Our present study had several limitations of note. First, it was a retrospective study with a relatively small sample size from a single institution. However, we tried to include patients with IMA having similar characteristics to minimize possible bias and investigated all of the regimens which patients received as palliative chemotherapy. This is also, to our knowledge, the first study to identify the clinical outcomes of patients with IMA who had received immunotherapy. Prospective, randomized studies will be needed to clarify the clinical outcomes of patients with IMA in accordance with their palliative treatments. A second limitation was that we included patients who had been diagnosed prior to the WHO reclassification with mucinous adenocarcinoma, not IMA. Patients with non-IMA could therefore have been included in our cohort.
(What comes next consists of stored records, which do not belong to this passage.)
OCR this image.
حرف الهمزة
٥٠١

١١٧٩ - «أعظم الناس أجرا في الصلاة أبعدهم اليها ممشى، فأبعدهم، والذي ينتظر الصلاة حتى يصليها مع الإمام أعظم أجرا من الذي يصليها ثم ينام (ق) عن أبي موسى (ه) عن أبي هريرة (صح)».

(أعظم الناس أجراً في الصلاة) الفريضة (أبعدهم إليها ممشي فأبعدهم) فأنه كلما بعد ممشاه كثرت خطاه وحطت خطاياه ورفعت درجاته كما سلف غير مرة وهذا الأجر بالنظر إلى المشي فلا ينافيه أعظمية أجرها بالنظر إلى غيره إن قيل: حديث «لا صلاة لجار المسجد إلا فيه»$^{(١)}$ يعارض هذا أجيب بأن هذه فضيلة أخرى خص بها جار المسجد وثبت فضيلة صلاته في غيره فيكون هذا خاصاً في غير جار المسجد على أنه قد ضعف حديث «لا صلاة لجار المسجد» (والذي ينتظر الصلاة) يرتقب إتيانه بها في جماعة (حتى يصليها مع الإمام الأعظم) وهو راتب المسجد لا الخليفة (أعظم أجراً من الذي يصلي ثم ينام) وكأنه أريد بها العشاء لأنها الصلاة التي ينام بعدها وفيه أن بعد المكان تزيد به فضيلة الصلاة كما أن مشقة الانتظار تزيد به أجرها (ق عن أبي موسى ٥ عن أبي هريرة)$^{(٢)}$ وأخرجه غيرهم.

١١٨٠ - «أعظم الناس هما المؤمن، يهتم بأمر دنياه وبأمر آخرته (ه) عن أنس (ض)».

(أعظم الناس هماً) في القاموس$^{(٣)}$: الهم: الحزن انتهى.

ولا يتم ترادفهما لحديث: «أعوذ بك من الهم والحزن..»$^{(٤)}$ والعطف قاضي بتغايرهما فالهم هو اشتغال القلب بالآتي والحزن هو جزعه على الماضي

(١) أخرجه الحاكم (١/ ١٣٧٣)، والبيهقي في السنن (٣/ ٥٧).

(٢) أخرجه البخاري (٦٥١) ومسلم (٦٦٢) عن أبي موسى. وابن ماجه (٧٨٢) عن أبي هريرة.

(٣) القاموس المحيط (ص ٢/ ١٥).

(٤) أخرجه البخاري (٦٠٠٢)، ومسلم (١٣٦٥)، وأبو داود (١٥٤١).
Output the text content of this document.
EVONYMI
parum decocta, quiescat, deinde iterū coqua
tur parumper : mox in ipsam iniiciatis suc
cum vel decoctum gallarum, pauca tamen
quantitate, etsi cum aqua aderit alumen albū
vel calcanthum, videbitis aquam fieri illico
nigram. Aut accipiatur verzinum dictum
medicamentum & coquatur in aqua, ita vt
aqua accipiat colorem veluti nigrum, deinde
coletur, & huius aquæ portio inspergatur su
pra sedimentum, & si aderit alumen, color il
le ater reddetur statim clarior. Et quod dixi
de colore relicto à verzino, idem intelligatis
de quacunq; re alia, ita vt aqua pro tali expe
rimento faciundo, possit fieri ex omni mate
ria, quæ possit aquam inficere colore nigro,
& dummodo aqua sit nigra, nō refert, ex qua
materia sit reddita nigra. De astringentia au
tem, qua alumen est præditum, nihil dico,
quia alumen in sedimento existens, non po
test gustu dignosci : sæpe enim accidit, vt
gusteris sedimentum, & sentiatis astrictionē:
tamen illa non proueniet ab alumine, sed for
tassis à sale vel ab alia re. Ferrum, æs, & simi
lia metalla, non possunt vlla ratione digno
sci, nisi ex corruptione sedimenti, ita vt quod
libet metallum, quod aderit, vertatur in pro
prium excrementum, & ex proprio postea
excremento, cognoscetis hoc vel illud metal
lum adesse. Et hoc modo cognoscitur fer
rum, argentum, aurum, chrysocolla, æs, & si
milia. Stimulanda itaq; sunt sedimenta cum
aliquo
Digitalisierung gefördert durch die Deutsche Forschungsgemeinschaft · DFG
We did however exclude patients with other variants of invasive adenocarcinoma such as colloids who has been diagnosed before 2015, which would have helped to reduce the heterogeneity of our cohort. A third limitation was that targeted therapies did not show survival benefits in our present series, which contrasts with the findings of previous studies . Although we did observe an improved PFS from 1st line targeted therapies among our current patients, these treatments were not found to be associated with the IMA prognosis in our multivariate analysis. The distinct characteristics of EGFR mutations that have been found to have no female predominance and operate in a different tumorigenic pathway in IMA could have impacted on these targeted treatment responses . Finally, PD L-1 expression was not examined in all the patients in our cohort. This marker is used as a predictor of the response to immunotherapy and a future examination of its status in IMA could provide insights into the causality behind the good response of these cancers to immunotherapy.